Description
System Info
- Ubuntu 20.04
- NVIDIA A100
Who can help?
Information
- The official example scripts
- My own modified scripts
Tasks
- An officially supported task in the
examples
folder (such as GLUE/SQuAD, ...) - My own task or dataset (give details below)
Reproduction
- docker run -itd --gpus=all --shm-size=1g -p8000:8000 -p8001:8001 -p8002:8002 -v /share/datasets:/share/datasets nvcr.io/nvidia/tritonserver:24.07-trtllm-python-py3
- code version is 0.11.0
git clone https://github.com/NVIDIA/TensorRT-LLM.git
git clone https://github.com/triton-inference-server/tensorrtllm_backend.git - Perform some serving inference calls by aiohttp
Expected behavior
All request are successfully processed and no error
actual behavior
When the server performs multiple inferences, such as 5000 times, it raise error
malloc(): unaligned tcache chunk detected
Signal (6) received.
Both continuous and intermittent (such as one day) inference will cause this error.

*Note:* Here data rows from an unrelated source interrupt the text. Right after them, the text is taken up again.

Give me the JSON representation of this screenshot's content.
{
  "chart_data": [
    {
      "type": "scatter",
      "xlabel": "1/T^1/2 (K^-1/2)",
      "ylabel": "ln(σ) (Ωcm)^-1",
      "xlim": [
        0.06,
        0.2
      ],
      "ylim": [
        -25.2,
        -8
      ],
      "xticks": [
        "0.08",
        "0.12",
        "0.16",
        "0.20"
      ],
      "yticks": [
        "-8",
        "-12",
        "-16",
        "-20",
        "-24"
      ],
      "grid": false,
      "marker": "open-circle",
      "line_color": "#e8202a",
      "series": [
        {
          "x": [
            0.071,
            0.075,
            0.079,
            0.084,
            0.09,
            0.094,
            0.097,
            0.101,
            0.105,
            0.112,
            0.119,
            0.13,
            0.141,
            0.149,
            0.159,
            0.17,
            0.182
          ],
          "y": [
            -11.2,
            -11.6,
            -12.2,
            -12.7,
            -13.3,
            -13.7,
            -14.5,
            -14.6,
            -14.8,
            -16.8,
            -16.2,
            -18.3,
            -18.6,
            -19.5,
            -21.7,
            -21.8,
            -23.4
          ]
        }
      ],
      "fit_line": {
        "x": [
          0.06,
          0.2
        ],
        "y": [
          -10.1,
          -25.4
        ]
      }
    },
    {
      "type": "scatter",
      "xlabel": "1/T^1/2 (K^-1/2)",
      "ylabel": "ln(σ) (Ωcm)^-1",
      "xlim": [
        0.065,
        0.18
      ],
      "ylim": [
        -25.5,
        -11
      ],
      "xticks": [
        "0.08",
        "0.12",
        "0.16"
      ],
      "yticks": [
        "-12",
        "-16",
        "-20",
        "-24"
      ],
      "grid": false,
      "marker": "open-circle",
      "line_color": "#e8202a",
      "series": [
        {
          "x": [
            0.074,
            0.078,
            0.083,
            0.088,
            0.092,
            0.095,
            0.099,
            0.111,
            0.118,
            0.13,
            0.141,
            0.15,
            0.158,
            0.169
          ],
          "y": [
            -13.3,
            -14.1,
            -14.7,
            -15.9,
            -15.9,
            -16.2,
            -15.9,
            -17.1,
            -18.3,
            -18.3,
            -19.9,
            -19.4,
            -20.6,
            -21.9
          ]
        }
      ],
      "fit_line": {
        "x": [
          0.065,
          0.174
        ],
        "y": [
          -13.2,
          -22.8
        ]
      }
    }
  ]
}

When I calls 8000 inferences in one test, it raise error
pinned_memory_manager.cc:170] "failed to allocate pinned system memory, falling back to non-pinned system memory
Finally I set parameter cuda-memory-pool-byte-size to 512M and pinned-memory-pool-byte-size to 512M and solve this problem, but these two parameters are not exposed in the script scripts/launch_triton_server.py, so I want to ask why this problem occurs and if there is any other way to solve this problem.
When I call the server with high concurrency it raise error
malloc_consolidate(): unaligned fastbin chunk detected
Signal (6) received.
Hope you can help me solve these problems, thanks very much!
additional notes
I think this seems to be because the server does not completely clean up the memory after each inference is completed.